Riley played 15 seasons in Cincinnati. His 65 interceptions are a Bengals record and the fourth most in NFL history, and they’re just the start of his amazing numbers. If you add his postseason picks, the number jumps to 68.
In his final season at age 36, he totaled eight interceptions, two of which he returned for touchdowns. It was the only season of his legendary career in which he was voted All-Pro.
“This is so deserved,” said Bengals radio analyst and Riley’s former teammate Dave Lapham. “Aside from his incredible talent, the other thing about him is he never got hurt. It was amazing. He never had any sort of significant injury, but that doesn’t mean he didn’t play hurt. Some guys don’t play hurt, but he did all the time.”
Riley shares the team record of 207 games played with current punter Kevin Huber, and his 202 starts are the most in franchise history. In 15 seasons, Riley only missed eight games. And aside from his immense talent, he was one of the most influential players in the Cincinnati locker room.
“He was the epitome of a teammate and a mentor, not just for fellow corners, but everybody on the team,” Lapham said. “I remember one time as a rookie after I had a rough day in the pass-rush drill against Mike Reid. I’m in the locker room with my head down, and he comes up to me and says, ‘Hey, big boy. Listen, everybody has an adjustment time. Mike Reid’s an All-Pro. Everybody tells me they know you can play. Keep your confidence up.’ He was just unbelievable as a teammate. And more important than that, he was a gem of a person.”
Riley’s almost-certain enshrinement in Canton is being celebrated by former teammates and fans alike. Superfan Jim Foster, aka Bengal Jim, has spent the last couple of years pushing hard for Riley and Anderson with his “Jungle to the Hall” events and by getting video testimonials from former greats who played against Riley.
And after Riley II called his mom, sisters and son, the next call he was made to Foster. Both ended up shedding a few tears.
“Jim has been a big, big, huge help,” Riley II said. “I can’t thank him enough for all of his support. And the fans in general. I could never say ‘thank you’ enough for their support. They’ve been second to none in all the support they’ve given, especially the last couple of years.”
Foster deflected the credit to Riley’s resume — and the Bengals.
“The Bengals organization did the lion’s share and worked their ass off for this,” he said. “The videos we were able to obtain for Ken helped, but probably not as much as he’s giving us credit for.”

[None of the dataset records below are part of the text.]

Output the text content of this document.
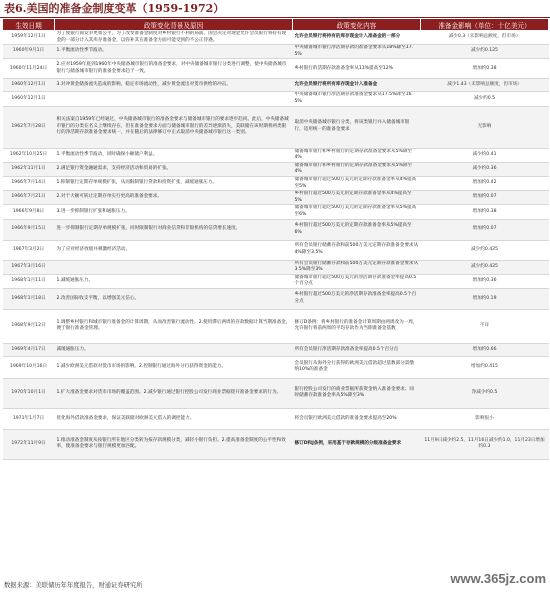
表6.美国的准备金制度变革（1959-1972）
生效日期	政策变化背景及原因	政策变化内容	准备金影响（单位：十亿美元）
1959年12月1日	为了使银行间竞争更加公平，为了改变准备金制度对乡村银行不利的局面，国会决定对现金允许会员银行将持有现金的一部分计入其库存准备金，以弥补其在准备金方面可能受到的不公正待遇。	允许会员银行将持有的库存现金计入准备金的一部分	减少0.3（未影响总额度，但市场）
1960年9月1日	1.平衡流动性季节波动。	中央储备城市银行净活期存款的准备金要求从18%降至17.5%	减少约0.125
1960年11月24日	2.应对1959年底到1960年中央储备城市银行的准备金要求，对中央储备城市银行分类进行调整，使中央储备城市银行与储备城市银行的准备金要求趋于一致。	乡村银行的活期存款准备金率从11%提高至12%	增加约0.38
1960年12月1日	3.对冲黄金储备流失造成的影响，稳定市场流动性，减少黄金流出对货币供给的冲击。	允许会员银行将所有库存现金计入准备金	减少1.43（未影响总额度，但市场）
1960年12月1日		中央储备城市银行净活期存款准备金要求从17.5%降至16.5%	减少约0.5
1962年7月28日	相关法案自1959年已经通过，中央储备城市银行的准备金要求与储备城市银行的要求逐步趋同。此后，中央储备城市银行的分类在名义上继续存在，但在准备金要求方面与储备城市银行的差异逐渐消失，美联储在该时期将两类银行的净活期存款准备金要求统一，并在随后的法律修订中正式取消中央储备城市银行这一类别。	取消中央储备城市银行分类，将该类银行并入储备城市银行，适用统一的准备金要求	无影响
1962年10月25日	1.平衡流动性季节波动，同时确保小额储户利益。	储备城市银行和乡村银行的定期存款准备金要求从5%降至4%	减少约0.41
1962年11月1日	2.满足银行资金融通需求，支持经济活动和贸易的扩张。	储备城市银行和乡村银行的定期存款准备金要求从5%降至4%	减少约0.36
1966年7月14日	1.抑制银行定期存单规模扩张，从而限制银行贷款和投资扩张，减缓通胀压力。	储备城市银行超过500万美元的定期存款准备金率从4%提高至5%	增加约0.42
1966年7月21日	2.对于大额可转让定期存单实行更高的准备金要求。	乡村银行超过500万美元的定期存款准备金率从4%提高至5%	增加约0.07
1966年9月8日	3.进一步抑制银行扩张和通胀压力。	储备城市银行超过500万美元的定期存款准备金率从5%提高至6%	增加约0.38
1966年9月15日	进一步抑制银行定期存单规模扩张，同时限制银行对商业信贷和非银机构的信贷增长速度。	乡村银行超过500万美元的定期存款准备金率从5%提高至6%	增加约0.07
1967年3月2日	为了应对经济放缓并刺激经济活动。	所有会员银行储蓄存款和前500万美元定期存款准备金要求从4%降至3.5%	减少约0.425
1967年3月16日		所有会员银行储蓄存款和前500万美元定期存款准备金要求从3.5%降至3%	减少约0.425
1968年1月11日	1.减缓通胀压力。	储备城市银行超过500万美元的净活期存款准备金率提高0.5个百分点	增加约0.36
1968年1月18日	2.改善国际收支平衡，以增强美元信心。	乡村银行超过500万美元的净活期存款准备金率提高0.5个百分点	增加约0.19
1968年9月12日	1.调整乡村银行和城市银行准备金的计算周期，从而改善银行流动性。2.使用滞后两周的存款数据计算当期准备金，便于银行准备金管理。	修订D条例：将乡村银行的准备金计算周期由两周改为一周，允许银行将前两周的平均存款作为当期准备金基数	不详
1969年4月17日	减缓通胀压力。	所有会员银行净活期存款准备金率提高0.5个百分点	增加约0.66
1969年10月16日	1.减少欧洲美元借款对货币市场的影响。2.控制银行通过海外分行获得资金的能力。	会员银行从海外分行获得的欧洲美元借款超过基数部分需缴纳10%的准备金	增加约0.415
1970年10月1日	1.扩大准备金要求对货币市场的覆盖范围。2.减少银行通过银行控股公司发行商业票据绕开准备金要求的行为。	银行控股公司发行的商业票据所获资金纳入准备金要求；同时储蓄存款准备金率从5%降至3%	净减少约0.5
1971年1月7日	优化海外借款准备金要求，保证美联储对欧洲美元借入的调控能力。	将会员银行欧洲美元借款的准备金要求提高至20%	影响很小
1972年11月9日	1.推动准备金制度从按银行所在地区分类转为按存款规模分类，减轻小银行负担。2.提高准备金制度的公平性和效率，使准备金要求与银行规模更加匹配。	修订D和J条例，采用基于存款规模的分级准备金要求	11月9日减少约2.5，11月16日减少约1.0，11月23日增加约0.3
www.365jz.com
数据来源：美联储历年年度报告，财通证券研究所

After the announcement, Bengals owner and president Mike Brown issued this statement:
“This is long deserved. It is unfortunate Kenny is gone because we know how much he would have appreciated this. His family is surely pleased at this news. Kenny was a splendid player and still holds the Bengals record for most interceptions over a career. It would be a wonderful thing if he were selected for the Hall of Fame.”
After Wednesday’s practice, head coach Zac Taylor, who wasn’t even a year old when Riley played his final game, talked about the importance of linking the franchise’s current players to those from the past.
“Something we’ve really tried to do is highlight a number of former players to make our players aware of the history,” he said. “Because 10, 20, 30 years from now, they’re gonna be a part of that history, and they’re gonna want people to know and respect what they’ve done. It’s certainly awesome to see (Riley) get to this stage.”
As thrilled as Riley II was to get the news, he couldn’t help but feel a sense of melancholy as he recalled one of the final conversations he had with his dad, one that occurred after Riley missed the cut to be one of the 20 finalists for the special centennial class in 2019.
“I just remember that conversation, where he was like, ‘Awww, this is it. I’m done.’ That was the most disappointed I’d ever seen him,” Riley II said. “So all that flashed through my head yesterday when I got the news. I’m still trying to soak it all in. I know there’s still one step to go, but this is such a great honor. It’s just huge.”